Steve’s Weekly Update 10/27/10

Dear members,

Climatology 2010: Finally, a few cold nights and days.  Remaining crops in the field at MT are covered with double layers of row covers.  We are scrambling to get the chicken coops properly insulated for winter after a thorough cleanup and removal of old insulation spoiled by mice…

Steve’s Soapbox: No major soapbox this week as I am working diligently to prepare a “food safety core value statement” for use by NSAC (National Sustainable Ag Coalition) members as we move toward what we hope will be the final fight in the Senate over the food safety bill, S510.We have an amendment to that bill which is proposed by Senators Tester (D-MT) and Hagan (D-NC) which specifies a reduced set of burdens for farms and food facilities with annual sales under $500K and who direct market 50% or more of their products.  Major players such as the national consumer groups are twisting our intent and we have had an absence of good clear public messaging, and I am drafting a portion of our response.  I am devoting my “soapbox” time to that writing, and of course will share it with you along with any other information about S510 as soon as I can.
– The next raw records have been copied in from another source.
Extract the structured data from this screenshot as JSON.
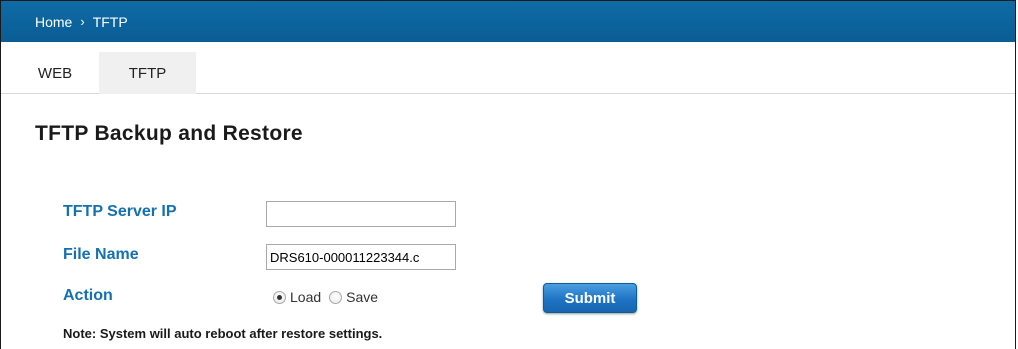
{
  "breadcrumb": {
    "home": "Home",
    "separator": "›",
    "current": "TFTP"
  },
  "tabs": [
    {
      "label": "WEB",
      "active": false
    },
    {
      "label": "TFTP",
      "active": true
    }
  ],
  "page_title": "TFTP Backup and Restore",
  "form": {
    "server_ip_label": "TFTP Server IP",
    "server_ip_value": "",
    "file_name_label": "File Name",
    "file_name_value": "DRS610-000011223344.c",
    "action_label": "Action",
    "action_options": [
      {
        "label": "Load",
        "selected": true
      },
      {
        "label": "Save",
        "selected": false
      }
    ],
    "submit_label": "Submit"
  },
  "note": "Note: System will auto reboot after restore settings.",
  "colors": {
    "header_bar": "#0f6ba6",
    "label_blue": "#1570b0",
    "button_blue": "#1f74c4"
  }
}
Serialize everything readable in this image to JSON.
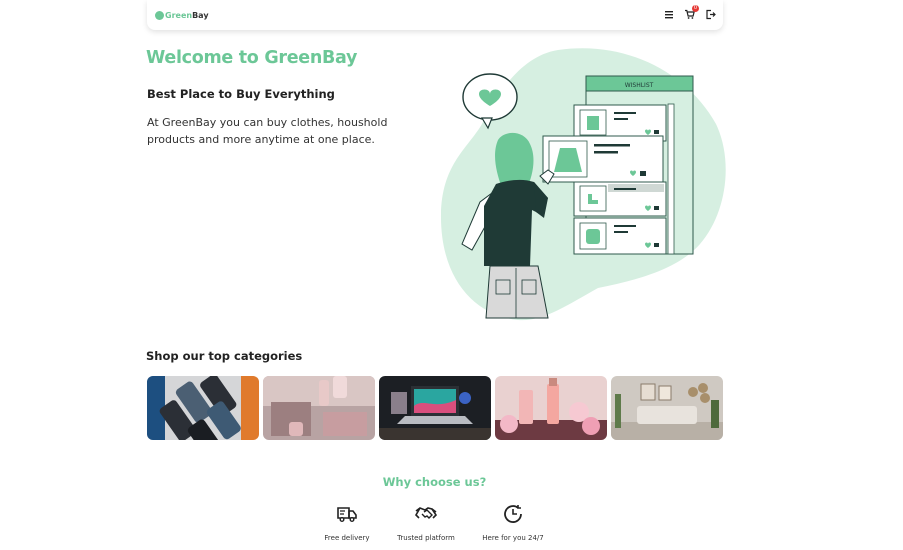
{
  "navbar": {
    "logo_green": "Green",
    "logo_bay": "Bay",
    "cart_count": "0",
    "icons": [
      "menu-icon",
      "cart-icon",
      "logout-icon"
    ]
  },
  "hero": {
    "title": "Welcome to GreenBay",
    "subtitle": "Best Place to Buy Everything",
    "description": "At GreenBay you can buy clothes, houshold products and more anytime at one place.",
    "wishlist_label": "WISHLIST"
  },
  "categories": {
    "title": "Shop our top categories",
    "items": [
      {
        "name": "phones"
      },
      {
        "name": "household"
      },
      {
        "name": "laptops"
      },
      {
        "name": "beauty"
      },
      {
        "name": "furniture"
      }
    ]
  },
  "why": {
    "title": "Why choose us?",
    "features": [
      {
        "label": "Free delivery",
        "icon": "truck-icon"
      },
      {
        "label": "Trusted platform",
        "icon": "handshake-icon"
      },
      {
        "label": "Here for you 24/7",
        "icon": "clock-icon"
      }
    ]
  },
  "colors": {
    "brand": "#6cc797",
    "blob": "#d6efe1",
    "dark": "#1f3a36"
  }
}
The bill is expected to be addressed during the lame duck session of Congress, but so much is unclear until next Wednesday (after the election) that all we can do is get prepared.

I will say that I have been very disappointed by the tactics of national consumer groups.  I had met the leadership people of 5 groups at the National Advisory Council on Meat and Poultry Inspection in September.  I had a detailed if brief conversation in which I proposed the idea that we all get together after the election and work cooperatively to resolve any remaining differences and push for passage of S510.

Instead they went on the attack against our attempts to clarify the burden of responsibility as it relates to smaller and direct market farms.

I guess that is how the world of power and politics works. I have reached out to these folks again and asked that they meet and talk with us, but I am no longer optimistic.

Here are two links that will give you this week’s news from Grist and the Food Safety News websites:

Debate Over Small Farm Exemptions Rolls On

Can Congress Make a Food- Safety Omelet without Breaking the Wrong Eggs?

This week’s Cow stories:  update on Mesa Top cows, Jim Miller Ayrshire projects and more:

The good news:  Kenny Carter at High Desert Creamery says that he has received approval from USDA of a series of small loans to at last get his facility upgraded so that he can attain grade A milk status on cow milk, and to further expand the cheese making plant.

The bad news:  They will not provide him operating funds so that he can pay his portion of the feed costs over the winter while the cows are dry.  They will not advance him funds for herd management until after he gets grade A inspection. He cannot get grade A inspection until he gets the improvements made, for which he is waiting on their loan money!

Sounds like a circular argument. And USDA wonders why small farmers are skeptical about their ability to help us in ways that are practical and relevant to our operations?

GEEZ!

This week’s cheese share update:

This week the cheese share will be a variety of artisanal cheeses.

This week’s Veggie/Share Update:

Mesa Top arugula looks beautiful.  We hope you enjoy it. This hardy green is among the remaining survivors in the field as fall finally segues toward winter. Also we have bunching onions form Mesa Top.  We have pac choi from Agricultura COOP as well.

Also we have beautiful tomatoes again from Virgin Farm and eggplant from Vida Verde.

Right now we are using a “utility grade” of organic potatoes from White Mountain, and will intersperse these with traditional baking russets as part of the share.   On average you will see potatoes twice a month during the cool season.  Also potatoes will be available for purchase weekly for folks who want more than what we are offering in the regular share.

We have our modest monthly garlic offering of Ojo Ajo, garlic forte, carefully grown and selected by Bill and Claudia Page at La Madera.  Bill has agreed to store his garlic for the entire winter and offer it exclusively through the CSA.  To make this arrangement fair to him, we are valuing the garlic by the head, as it will continue to dehydrate while it is stored.  If we were to price it by the pound it would not be fair to the farmer who is taking the risk and responsibility to store the garlic so that we can offer it all the way through March.  I want to express my appreciation to Bill and Claudia for supporting our CSA community by being willing to store and distribute garlic to us throughout the winter.

For members who want extra garlic between the times when the shares include the Ojo garlic, we still have some baja garlic available by special order or at distribution.  Garlic is one of those items that we realize, some members want more and others want less, so we try to take a “middle path”.

Apples continue and will be a staple fruit being the best “fresh” local fruit we can offer for quite some time.  Soon we will have Winesap from Cider Mill farms in the southern Sacramento Mountains in Mountain Park, NM along with the San Juan apples.

Membership news: We continue to grow at Santa Fe Prep and Albuquerque – please continue to refer your friends and neighbors for a $10 addition to your Farm Account.

Thank you for your continued support!